Hack the Haystack: UK Government Hosts Data Security Hackathon

by Simon McHattie

Organizations commonly view viruses and external hackers as the biggest threat to their data security, but 2,500 internal security breaches occur every day in the U.S. alone.

Finding insights into these “insider threats” requires sorting through vast amounts of complex data stored by organisations. It’s possible, but not easy.

With its “Hack the Haystack” hackathon, the U.K. Government set out to investigate how machine learning can help detect and even predict such threats.

Mitigating Threats

Not all data breaches are nefarious. An employee may unwittingly use a personal USB stick to transfer files from a corporate device. Or they may store work files on their personal cloud accounts. Both increase the possibility that potentially sensitive data may find its way outside an enterprise’s security controls.

But insider threats are not always innocent mistakes. Malicious actions include employees taking contact databases when they leave a company, subverting another colleague’s data, or moving data for criminal purposes.

Whatever the cause, it’s a problem enterprises and governments can’t afford to ignore. Diagnosing a data breach does little to mitigate its effects, but AI is making it possible to predict problems before they cause damage.

Hack the Haystack

To help the improve its security, the U.K. Government invited top data scientists to tackle the problem at the “Hack the Haystack” hackathon using a variety of machine learning and deep learning approaches. Eighteen teams from a range of government departments, academia and industries gathered.

Each team had access to a range of tools, including NVIDIA GPUs supplied by Microsoft Azure. And experts from NVIDIA were on hand to support the teams with technical know-how.

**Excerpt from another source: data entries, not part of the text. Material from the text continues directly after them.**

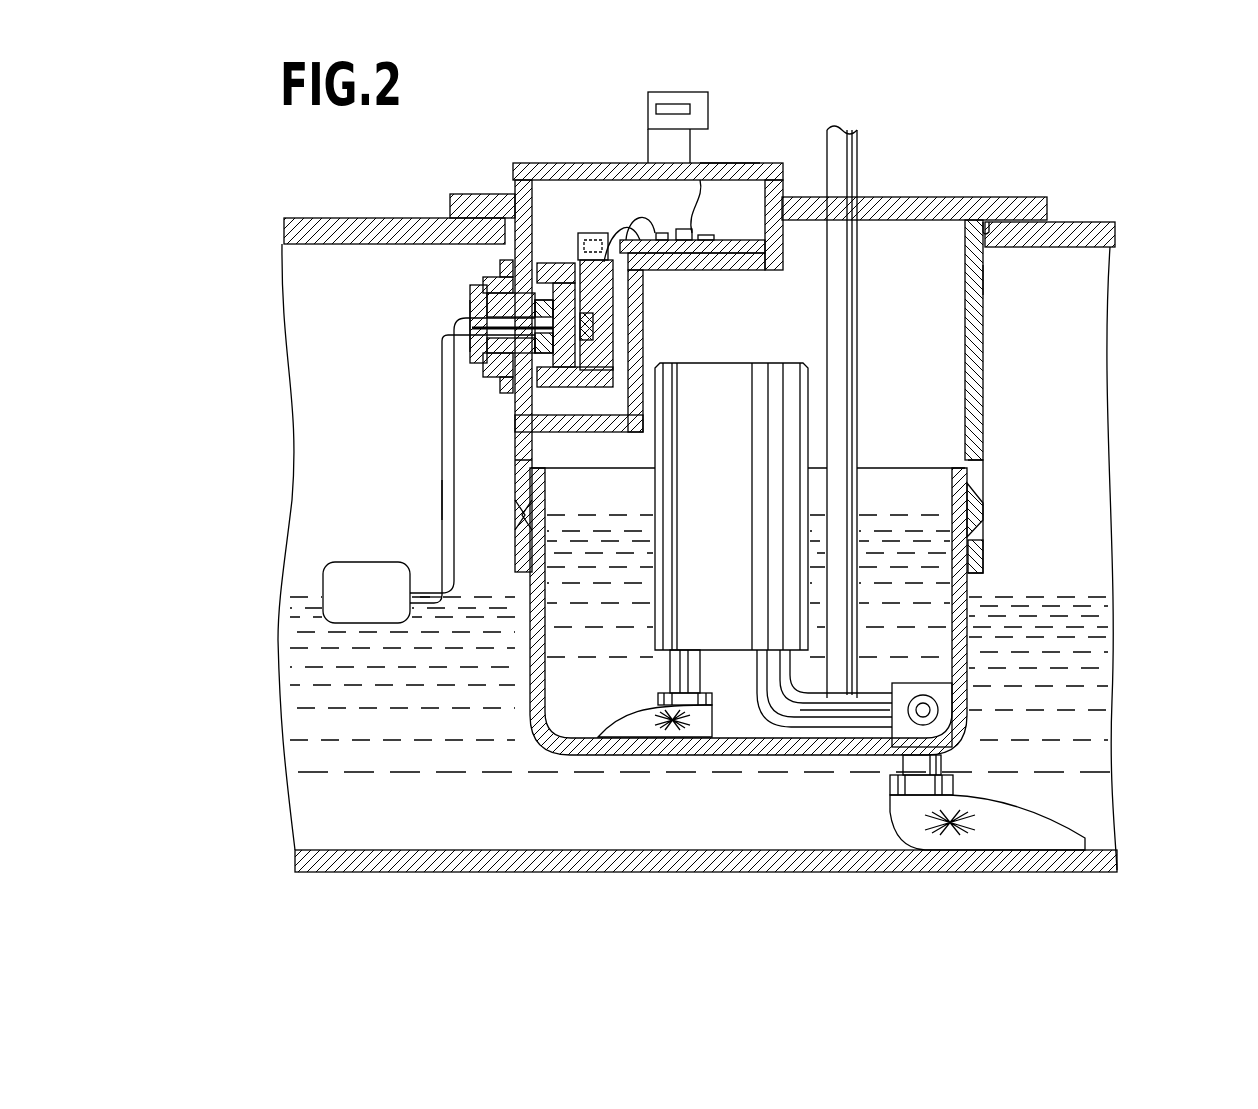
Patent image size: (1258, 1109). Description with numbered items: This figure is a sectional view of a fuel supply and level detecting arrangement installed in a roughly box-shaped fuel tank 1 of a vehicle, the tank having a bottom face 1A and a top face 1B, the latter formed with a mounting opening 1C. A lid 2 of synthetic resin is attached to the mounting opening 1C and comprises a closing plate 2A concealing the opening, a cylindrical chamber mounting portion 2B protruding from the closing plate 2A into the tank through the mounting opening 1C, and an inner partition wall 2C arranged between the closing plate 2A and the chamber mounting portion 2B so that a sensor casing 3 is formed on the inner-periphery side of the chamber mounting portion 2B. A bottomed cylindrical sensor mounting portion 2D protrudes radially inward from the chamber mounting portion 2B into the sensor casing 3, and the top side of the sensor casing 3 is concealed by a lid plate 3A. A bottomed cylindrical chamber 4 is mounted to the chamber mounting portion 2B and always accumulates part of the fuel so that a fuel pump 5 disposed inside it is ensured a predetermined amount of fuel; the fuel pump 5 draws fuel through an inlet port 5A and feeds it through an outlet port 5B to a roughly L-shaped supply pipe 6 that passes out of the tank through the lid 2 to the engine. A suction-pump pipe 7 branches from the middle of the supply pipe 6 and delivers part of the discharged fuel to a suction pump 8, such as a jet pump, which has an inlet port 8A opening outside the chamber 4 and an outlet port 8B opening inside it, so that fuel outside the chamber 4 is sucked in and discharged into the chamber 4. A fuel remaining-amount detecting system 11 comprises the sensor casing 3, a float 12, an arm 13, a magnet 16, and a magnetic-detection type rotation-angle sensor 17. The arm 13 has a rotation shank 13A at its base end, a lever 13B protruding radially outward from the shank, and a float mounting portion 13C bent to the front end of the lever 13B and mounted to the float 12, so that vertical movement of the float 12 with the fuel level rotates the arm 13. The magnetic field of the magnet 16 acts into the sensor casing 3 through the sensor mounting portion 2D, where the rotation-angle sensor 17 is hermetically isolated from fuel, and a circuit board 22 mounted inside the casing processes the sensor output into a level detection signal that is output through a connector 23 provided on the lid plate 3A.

The fuel tank 1 is at (333, 232).
The bottom face 1A is at (381, 862).
The top face 1B is at (1068, 237).
The mounting opening 1C is at (968, 222).
The lid 2 is at (975, 337).
The closing plate 2A is at (885, 205).
The chamber mounting portion 2B is at (975, 280).
The inner partition wall 2C is at (568, 423).
The sensor mounting portion 2D is at (547, 270).
The sensor casing 3 is at (518, 175).
The lid plate 3A is at (742, 172).
The chamber 4 is at (553, 735).
The fuel pump 5 is at (718, 632).
The inlet port 5A is at (682, 660).
The outlet port 5B is at (768, 660).
The supply pipe 6 is at (838, 385).
The suction-pump pipe 7 is at (865, 708).
The suction pump 8 is at (938, 693).
The outlet port 8B is at (935, 715).
The inlet port 8A is at (920, 762).
The fuel remaining-amount detecting system 11 is at (476, 272).
The float 12 is at (347, 600).
The arm 13 is at (445, 532).
The rotation shank 13A is at (488, 305).
The lever 13B is at (443, 500).
The float mounting portion 13C is at (428, 600).
The magnet 16 is at (548, 327).
The rotation-angle sensor 17 is at (566, 262).
The circuit board 22 is at (640, 240).
The connector 23 is at (703, 108).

Competitors faced a complex, data-intensive task. Predicting insider threats requires fast analysis of a giant “haystack” of network data, such as firewall logs, user logins and logoffs, email traffic and transfer protocols. This data must also be scanned for subtle relationships between activities and any anomalies.

After two days of activity on synthetic data, the teams presented their results. Suggested solutions ranged from handcrafted rules-based filtering to the use of recurrent neural networks. The most commonly used methods employed traditional machine learning techniques such as isolation forests, k-means clustering and auto-encoders.

The ability to interpret very large datasets and scalability were crucial success factors to developing predictive insider threat solutions. And NVIDIA GPU-accelerated computing proved its potential in developing solutions quickly and cost-effectively.